Most musicians I know have some kind of recording device at home. Whether it’s GarageBand, Pro Tools, Cubase or hardware digital recorders from the likes of Roland, Tascam and Korg, the modern guitarist usually desires and is expected to have some recording savvy. Even if you’re just cataloging your practice sessions or jamming over a backing track, making recordings is part of the guitar skill set and if you’re not participating, you should consider it.
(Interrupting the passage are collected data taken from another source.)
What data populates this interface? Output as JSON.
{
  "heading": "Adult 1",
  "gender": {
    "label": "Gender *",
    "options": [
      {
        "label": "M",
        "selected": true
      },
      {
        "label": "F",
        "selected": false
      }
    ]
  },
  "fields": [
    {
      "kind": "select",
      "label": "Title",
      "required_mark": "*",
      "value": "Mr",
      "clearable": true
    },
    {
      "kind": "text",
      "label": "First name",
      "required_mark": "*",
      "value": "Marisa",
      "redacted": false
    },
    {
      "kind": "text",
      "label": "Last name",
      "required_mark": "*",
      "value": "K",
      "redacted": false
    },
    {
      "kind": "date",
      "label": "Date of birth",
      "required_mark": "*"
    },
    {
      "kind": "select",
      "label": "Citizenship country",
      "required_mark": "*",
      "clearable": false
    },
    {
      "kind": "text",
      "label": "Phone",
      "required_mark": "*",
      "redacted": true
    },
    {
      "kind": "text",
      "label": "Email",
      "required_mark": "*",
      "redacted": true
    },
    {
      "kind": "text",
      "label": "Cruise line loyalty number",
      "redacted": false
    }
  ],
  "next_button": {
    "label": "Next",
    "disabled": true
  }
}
Some of us are recording our ideas quickly into Garageband, while others are producing full-blown album projects. Both ends of the spectrum have an option that did not exist a few years ago.
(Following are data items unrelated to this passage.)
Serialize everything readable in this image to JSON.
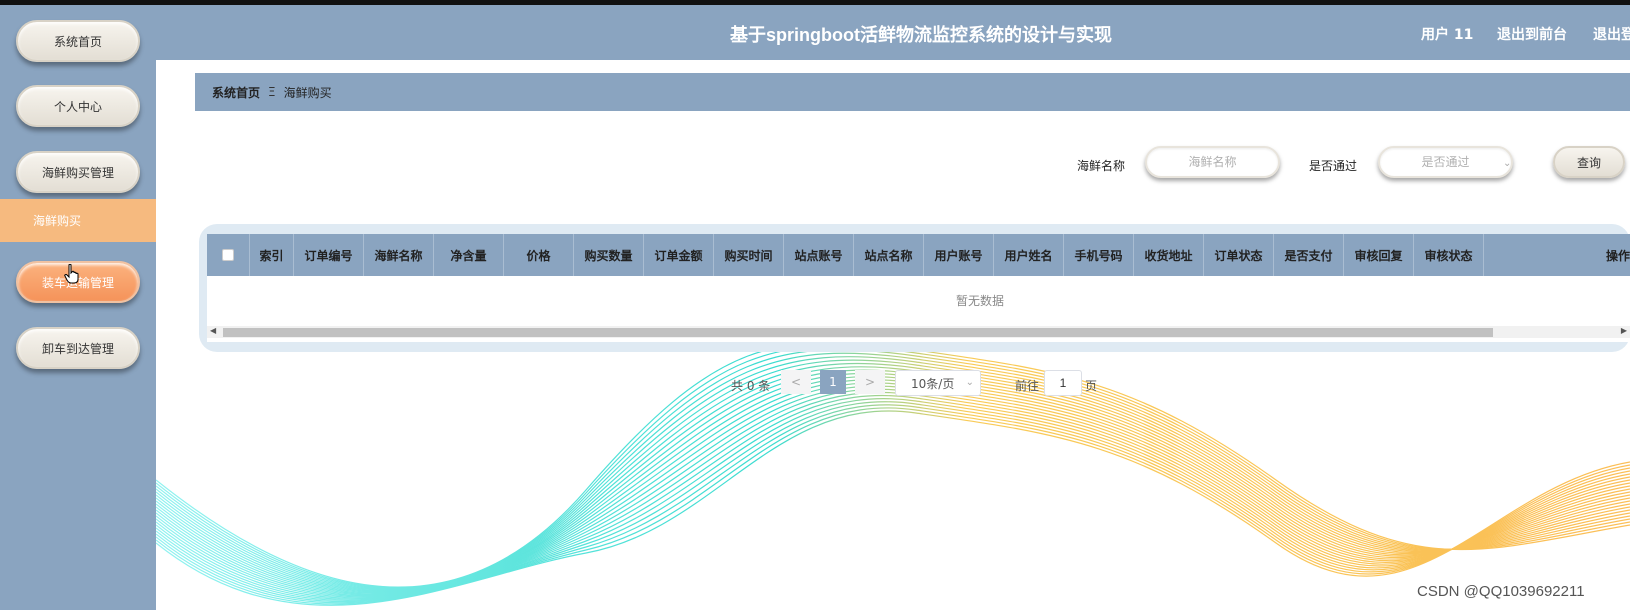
{
  "app": {
    "title": "基于springboot活鲜物流监控系统的设计与实现"
  },
  "header": {
    "user": "用户 11",
    "links": [
      "退出到前台",
      "退出登录"
    ]
  },
  "sidebar": {
    "items": [
      {
        "label": "系统首页"
      },
      {
        "label": "个人中心"
      },
      {
        "label": "海鲜购买管理"
      },
      {
        "label": "装车运输管理"
      },
      {
        "label": "卸车到达管理"
      }
    ],
    "sub_item": "海鲜购买"
  },
  "breadcrumb": {
    "home": "系统首页",
    "separator": "Ξ",
    "current": "海鲜购买"
  },
  "search": {
    "name_label": "海鲜名称",
    "name_placeholder": "海鲜名称",
    "pass_label": "是否通过",
    "pass_placeholder": "是否通过",
    "query_button": "查询"
  },
  "table": {
    "index_header": "索引",
    "columns": [
      "订单编号",
      "海鲜名称",
      "净含量",
      "价格",
      "购买数量",
      "订单金额",
      "购买时间",
      "站点账号",
      "站点名称",
      "用户账号",
      "用户姓名",
      "手机号码",
      "收货地址",
      "订单状态",
      "是否支付",
      "审核回复",
      "审核状态"
    ],
    "op_header": "操作",
    "empty_text": "暂无数据"
  },
  "pagination": {
    "total": "共 0 条",
    "prev": "<",
    "current_page": "1",
    "next": ">",
    "page_size": "10条/页",
    "goto_label": "前往",
    "goto_value": "1",
    "page_suffix": "页"
  },
  "watermark": "CSDN @QQ1039692211",
  "colors": {
    "theme": "#8aa4c0",
    "active": "#f5935a",
    "sub_active": "#f6ba7f"
  }
}
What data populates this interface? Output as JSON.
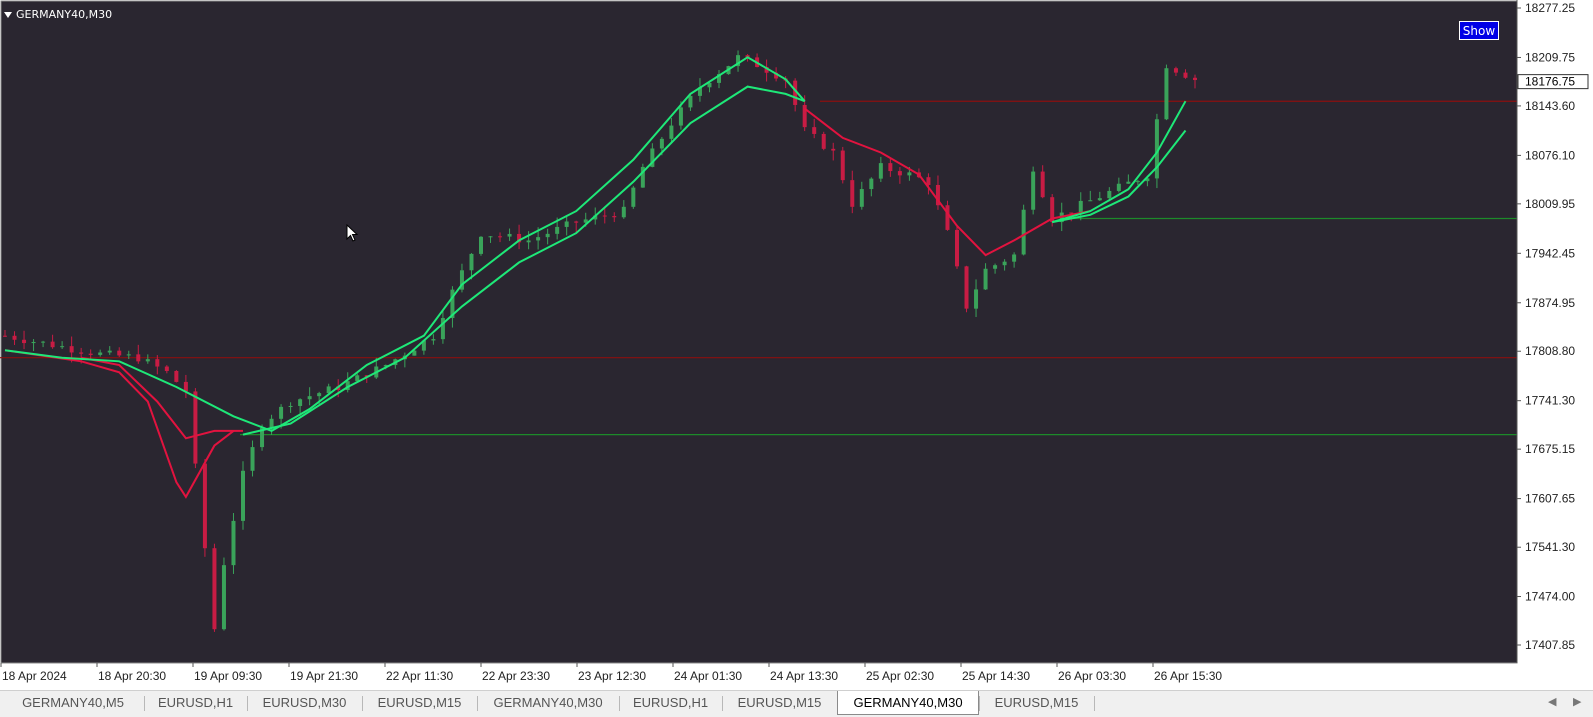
{
  "symbol": "GERMANY40,M30",
  "show_button": "Show",
  "colors": {
    "background": "#2a2630",
    "bull_candle": "#3aa35a",
    "bear_candle": "#c81c44",
    "ma_green": "#1ee878",
    "ma_red": "#e2133f",
    "resistance_line": "#8a0f0f",
    "support_line": "#1d8a2a"
  },
  "price_axis": {
    "ticks": [
      "18277.25",
      "18209.75",
      "18143.60",
      "18076.10",
      "18009.95",
      "17942.45",
      "17874.95",
      "17808.80",
      "17741.30",
      "17675.15",
      "17607.65",
      "17541.30",
      "17474.00",
      "17407.85"
    ],
    "current_price": "18176.75"
  },
  "time_axis": {
    "labels": [
      "18 Apr 2024",
      "18 Apr 20:30",
      "19 Apr 09:30",
      "19 Apr 21:30",
      "22 Apr 11:30",
      "22 Apr 23:30",
      "23 Apr 12:30",
      "24 Apr 01:30",
      "24 Apr 13:30",
      "25 Apr 02:30",
      "25 Apr 14:30",
      "26 Apr 03:30",
      "26 Apr 15:30"
    ]
  },
  "horizontal_lines": [
    {
      "price": 18150,
      "color": "red"
    },
    {
      "price": 17800,
      "color": "red"
    },
    {
      "price": 17990,
      "color": "green"
    },
    {
      "price": 17695,
      "color": "green"
    }
  ],
  "chart_data": {
    "type": "candlestick",
    "title": "GERMANY40,M30",
    "ylim": [
      17385,
      18277.25
    ],
    "x_labels": [
      "18 Apr 2024",
      "18 Apr 20:30",
      "19 Apr 09:30",
      "19 Apr 21:30",
      "22 Apr 11:30",
      "22 Apr 23:30",
      "23 Apr 12:30",
      "24 Apr 01:30",
      "24 Apr 13:30",
      "25 Apr 02:30",
      "25 Apr 14:30",
      "26 Apr 03:30",
      "26 Apr 15:30"
    ],
    "close_path": [
      [
        0,
        17830
      ],
      [
        6,
        17815
      ],
      [
        10,
        17805
      ],
      [
        14,
        17800
      ],
      [
        17,
        17780
      ],
      [
        19,
        17755
      ],
      [
        20,
        17650
      ],
      [
        22,
        17430
      ],
      [
        23,
        17520
      ],
      [
        25,
        17640
      ],
      [
        27,
        17710
      ],
      [
        30,
        17740
      ],
      [
        35,
        17760
      ],
      [
        40,
        17790
      ],
      [
        45,
        17830
      ],
      [
        47,
        17890
      ],
      [
        50,
        17970
      ],
      [
        55,
        17960
      ],
      [
        60,
        17985
      ],
      [
        65,
        18000
      ],
      [
        67,
        18060
      ],
      [
        70,
        18120
      ],
      [
        73,
        18170
      ],
      [
        77,
        18210
      ],
      [
        79,
        18200
      ],
      [
        82,
        18180
      ],
      [
        84,
        18110
      ],
      [
        87,
        18080
      ],
      [
        89,
        18010
      ],
      [
        92,
        18060
      ],
      [
        95,
        18050
      ],
      [
        97,
        18040
      ],
      [
        99,
        17970
      ],
      [
        101,
        17870
      ],
      [
        103,
        17920
      ],
      [
        106,
        17940
      ],
      [
        108,
        18060
      ],
      [
        110,
        17990
      ],
      [
        115,
        18020
      ],
      [
        120,
        18050
      ],
      [
        122,
        18200
      ],
      [
        125,
        18180
      ]
    ],
    "ma_fast_green": [
      [
        0,
        17810
      ],
      [
        6,
        17800
      ],
      [
        12,
        17795
      ],
      [
        18,
        17760
      ],
      [
        24,
        17720
      ],
      [
        28,
        17700
      ],
      [
        32,
        17730
      ],
      [
        38,
        17790
      ],
      [
        44,
        17830
      ],
      [
        48,
        17900
      ],
      [
        54,
        17960
      ],
      [
        60,
        18000
      ],
      [
        66,
        18070
      ],
      [
        72,
        18160
      ],
      [
        78,
        18210
      ],
      [
        82,
        18180
      ],
      [
        84,
        18150
      ]
    ],
    "ma_slow_green": [
      [
        25,
        17695
      ],
      [
        30,
        17710
      ],
      [
        36,
        17760
      ],
      [
        42,
        17800
      ],
      [
        48,
        17870
      ],
      [
        54,
        17930
      ],
      [
        60,
        17970
      ],
      [
        66,
        18040
      ],
      [
        72,
        18120
      ],
      [
        78,
        18170
      ],
      [
        82,
        18160
      ],
      [
        84,
        18150
      ]
    ],
    "ma_fast_red": [
      [
        0,
        17810
      ],
      [
        8,
        17795
      ],
      [
        12,
        17780
      ],
      [
        15,
        17740
      ],
      [
        18,
        17630
      ],
      [
        19,
        17610
      ],
      [
        22,
        17680
      ],
      [
        24,
        17700
      ]
    ],
    "ma_slow_red": [
      [
        8,
        17800
      ],
      [
        12,
        17790
      ],
      [
        16,
        17740
      ],
      [
        19,
        17690
      ],
      [
        22,
        17700
      ],
      [
        25,
        17700
      ]
    ],
    "ma_red_right": [
      [
        84,
        18140
      ],
      [
        88,
        18100
      ],
      [
        92,
        18080
      ],
      [
        96,
        18050
      ],
      [
        100,
        17980
      ],
      [
        103,
        17940
      ],
      [
        106,
        17960
      ],
      [
        110,
        17990
      ],
      [
        114,
        18000
      ]
    ],
    "ma_green_right_fast": [
      [
        110,
        17985
      ],
      [
        114,
        18000
      ],
      [
        118,
        18030
      ],
      [
        121,
        18080
      ],
      [
        124,
        18150
      ]
    ],
    "ma_green_right_slow": [
      [
        110,
        17985
      ],
      [
        114,
        17995
      ],
      [
        118,
        18020
      ],
      [
        121,
        18060
      ],
      [
        124,
        18110
      ]
    ]
  },
  "tabs": [
    {
      "label": "GERMANY40,M5",
      "active": false
    },
    {
      "label": "EURUSD,H1",
      "active": false
    },
    {
      "label": "EURUSD,M30",
      "active": false
    },
    {
      "label": "EURUSD,M15",
      "active": false
    },
    {
      "label": "GERMANY40,M30",
      "active": false
    },
    {
      "label": "EURUSD,H1",
      "active": false
    },
    {
      "label": "EURUSD,M15",
      "active": false
    },
    {
      "label": "GERMANY40,M30",
      "active": true
    },
    {
      "label": "EURUSD,M15",
      "active": false
    }
  ]
}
With the rise of recording technology and hardware devices came a mini-revolution in mastering, the so-called “final creative endeavor” in a finished track. Mastering was traditionally the difference between a professional recording and a glorified demo. If you could afford to master your project, you were serious. The art of mastering was reserved for the studied and schooled practitioner, who piloted esoteric tools, making subtle adjustments that simply made the record Better.In addition, “another set of ears” taking a turn at listening critically to your project has certainly helped more tracks that it hurt.

We now have access to tools that nearly match those of the average mastering house. In today’s music scene, access to tools is a dicey thing. Dropping a pickup truck full of hardware onto my driveway does not make me a contractor. Nonetheless, we can use these tools to learn more about mixing and mastering.By trying to fix a bad mix in mastering, you can learn why the mix is bad.

Having your project professionally mastered – for most genres of music – must still be the first choice if at all possible. Hopefully it’s in your budget to do so, but it is rarely money poorly spent. Getting a pro involved in your project is a chance to learn from someone else’s experience, which is invaluable. You can certainly master your own work, but as the saying goes, “the lawyer who represents himself has a fool for a client”. I have a hard enough time removing myself from biased decisions on songs I wrote, performed, recorded and mixed. Getting fresh ears is worth it all by itself, learning and hearing and being audibly shown the solutions to the problems in your mix is a bonus. I believe creativity is also a learning process, as well as a productive labor.


Blogger Lynn said...

I like GarageBand because I like to play but don't like to delve into all the software needed to do it right. I can record a rough draft of the song, send it to my buds and they add their parts. It's still a rough recording, but it's something we can work with to put together a complete song. Also, since I'm not a drummer, the drum tracks are fun to jam with and it helps me come up with new ideas.

I still had my CD mastered by a professional and do not regret the money it cost me.